The wind whipped eerily by rattling the rafters and echoing in the woodlands that spread on either side of the mansion. I listened to the whooshing sounds the trees made and rough roars the angry seas made as it splashed against the base of the cliff side.

Living on the very edge had its disadvantages especially on an eerie night like this. It appears a storm might be brewing. A loose rafter could be heard clattering over some window in this god forsaken overly large mansion. I would have loved to do away with this useless place. It was too big a home for me alone but some stupid ancestor, namely my dad who purchased this shit from old money had decreed that the abomination could not be sold...ever...not even by the next few generations of Walts that spew from my loins. It was not a pleasing thought.

I have no idea what dad had been thinking when he purchased this monstrosity. Myself, I preferred a penthouse in anywhere but here. I fluffed one of my many pillows and was about to toss it over my head to drown out the rattling sounds this ancient pile of brick and mortar made when the door to my room opened. I stared at the dark silhouette framed in the doorway before it moved to come through right up to my bedside.

"Lori? Is that you?" I asked making out some glitter of gold that must have been strands of her hair reflecting what glimmer of light it could in this shroud of darkness that a storm pitched night afforded.

I received no response to my questions. Instead, Lori simply reached down and pulled back my covers before slipping into bed with me. I was stunned at first but when she turned to wrap her arms about me before nestling into the crook of my shoulders, I felt myself flush with excitement. I wrapped my arms about her and pulled her in closer. I tried to control my excitement. It had been a long day and a longer yet weeks and months past leading up todays verdict. I was burnt out from all the stress and worry. I had been continuously afraid and worried things might not have gone as planned. It took a toll on my sleeping habits and in all reasonableness I should have passed out from the accumulative effect of my many sleepless nights but I am too worked up to simply let it all go and unwind. I guess Lori must be feeling the same. So I cuddled her closer and rubbed my hand up and down her spine.

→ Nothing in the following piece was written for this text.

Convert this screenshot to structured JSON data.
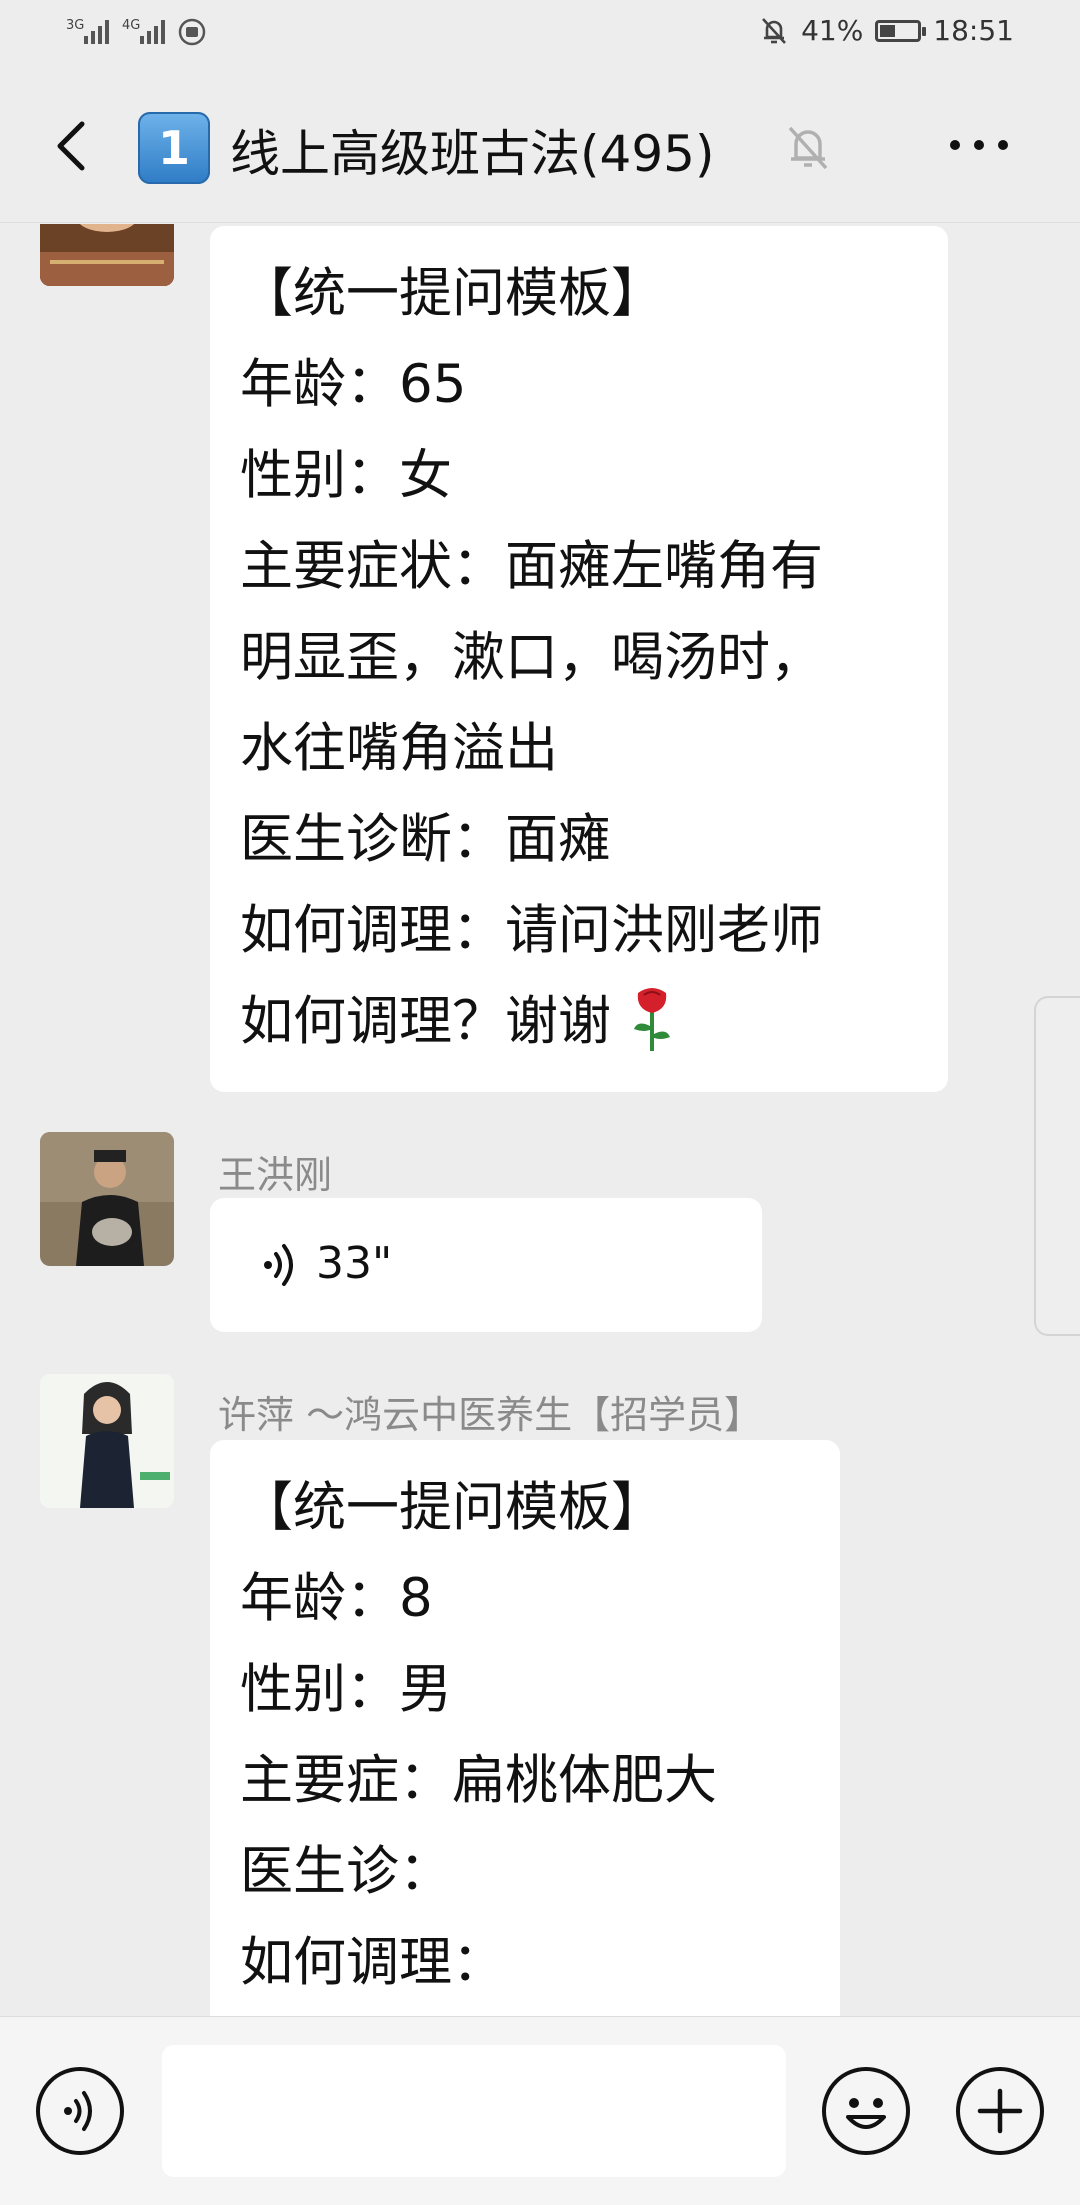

Lori had been unusually quiet the whole day. Belleview staff had been barely cordial. But I had expected as much. So after dinner, I had taken Lori aside and admitted as much to her but she had been; only quietly understanding. I think her freedom hasn't sunk in yet. At least that was what I told myself. I continued to move my hand down her back caressingly. I was glad I slept in the nude. She did not seem to mind that molded against me as she was. It would have been better if she had been similarly naked but the feel of her cool silken Victoria Secret night gown against my skin was almost as erotic. I was getting pleasantly turned on but I would not rush her. This was the first day of many in that we would be together. I leaned down to drop a kiss on her hair then pulled her closer still as I settled down to sleep. I felt her smile against the curve of my neck and a while later after my eyes had drooped solid shut I felt her lean over me and press her lips to mine in a soft kiss. She widened her lips into a smile causing mine to respond in kind before she settled back down into her first sleep as a free person.

I awoke to a stiff arm and shoulder. Lori was burrowed against me in a cute and intensely appealing way. I felt a sore need for her that I could no longer deny so I raised up on my side and bent over her sleeping form to drop a hesitant kiss on the edge of her nose.

When she did not immediately respond I shifted my arm out from under her and rolled away from my naked chest and on to her back. She quietly snored on. I grinned wickedly down at her sleeping form and took the time to plan my assault before on hearing a sexy sigh emit from her lush lips. Then I threw those very plans up into the air and indulged in a full blown sensual kiss. Her lips offered no resistance and soon I was devouring her in an open mouthed onslaught.